The other thing that drifted: the cost. ~390K agent tokens for six dispatches isn't free. If the goal had been "generic plausible content for the chip bucket," this would be the wrong way to spend the budget. The justification was that each finding above is *specifically true about this site* — a frontmatter gap on a specific commit, a slug buried in a specific topic page, three a11y gaps on specific URLs — not a generic "what a code reviewer would say." Generic findings are cheap. Specific findings, run in parallel, are the price you pay for scaling firsthand audits past one human.

## What I'd change

Three things.

**Don't dispatch personas to fill TODO buckets.** Dispatch them to find a *specific* thing on a *specific* artifact. The bucket-filling framing is the trap — it leads to plausible-generic receipts that read confident but wouldn't grep-verify. The framing that worked: "audit commit X for frontmatter gaps." The framing that wouldn't have: "give me a code review for the wiki."

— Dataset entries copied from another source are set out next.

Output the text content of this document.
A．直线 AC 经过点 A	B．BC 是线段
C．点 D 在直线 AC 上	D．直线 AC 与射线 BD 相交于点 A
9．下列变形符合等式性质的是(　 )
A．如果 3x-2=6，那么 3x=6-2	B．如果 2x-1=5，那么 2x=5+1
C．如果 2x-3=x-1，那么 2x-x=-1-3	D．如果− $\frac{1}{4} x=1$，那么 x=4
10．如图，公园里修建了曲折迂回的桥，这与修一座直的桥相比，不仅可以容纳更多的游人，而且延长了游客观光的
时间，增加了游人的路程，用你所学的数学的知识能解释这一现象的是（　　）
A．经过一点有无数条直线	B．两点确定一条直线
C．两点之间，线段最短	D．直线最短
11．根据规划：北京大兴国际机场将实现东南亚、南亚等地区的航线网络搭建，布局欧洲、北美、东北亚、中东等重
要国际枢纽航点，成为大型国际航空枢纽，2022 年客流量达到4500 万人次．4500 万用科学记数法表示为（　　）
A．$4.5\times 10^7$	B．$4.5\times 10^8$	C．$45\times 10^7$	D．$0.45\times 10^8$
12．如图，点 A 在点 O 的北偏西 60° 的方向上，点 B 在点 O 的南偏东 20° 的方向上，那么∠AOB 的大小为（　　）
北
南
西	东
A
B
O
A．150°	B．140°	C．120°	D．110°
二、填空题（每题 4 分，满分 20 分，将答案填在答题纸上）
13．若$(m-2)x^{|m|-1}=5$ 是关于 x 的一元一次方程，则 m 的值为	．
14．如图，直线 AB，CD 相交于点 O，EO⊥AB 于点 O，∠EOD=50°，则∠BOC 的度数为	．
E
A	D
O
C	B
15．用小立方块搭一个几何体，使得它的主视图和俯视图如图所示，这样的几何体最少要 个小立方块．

**Inherit the evidence rubric in the prompt.** Each persona dispatch named the artifact (URL, commit hash, file path) and required findings to cite specifics that could be re-verified. Without that, semantic classifications drift toward judgment calls that don't ground out. The dispatched agent inherits whatever evidence rubric the prompt makes explicit; if the prompt doesn't carry it, the agent fills the gap with judgment.

**Cap the parallel batch.** Six was the right number for this site at this state — three personas would have under-used the parallel cost; ten would have over-spent. The triage step (run all 18? no — six naturally-applicable) was the actual decision; the parallel dispatch was the mechanical part. Push back on "run them all" before it becomes a habit. The same triage shape showed up earlier in [Four SEO skills on one homepage: only Sweep 4 found the gap](/blog/four-seo-skills-only-sweep-4-found-the-gap/) — running multiple lenses on one target only pays when each lens is differentiated, not when they overlap.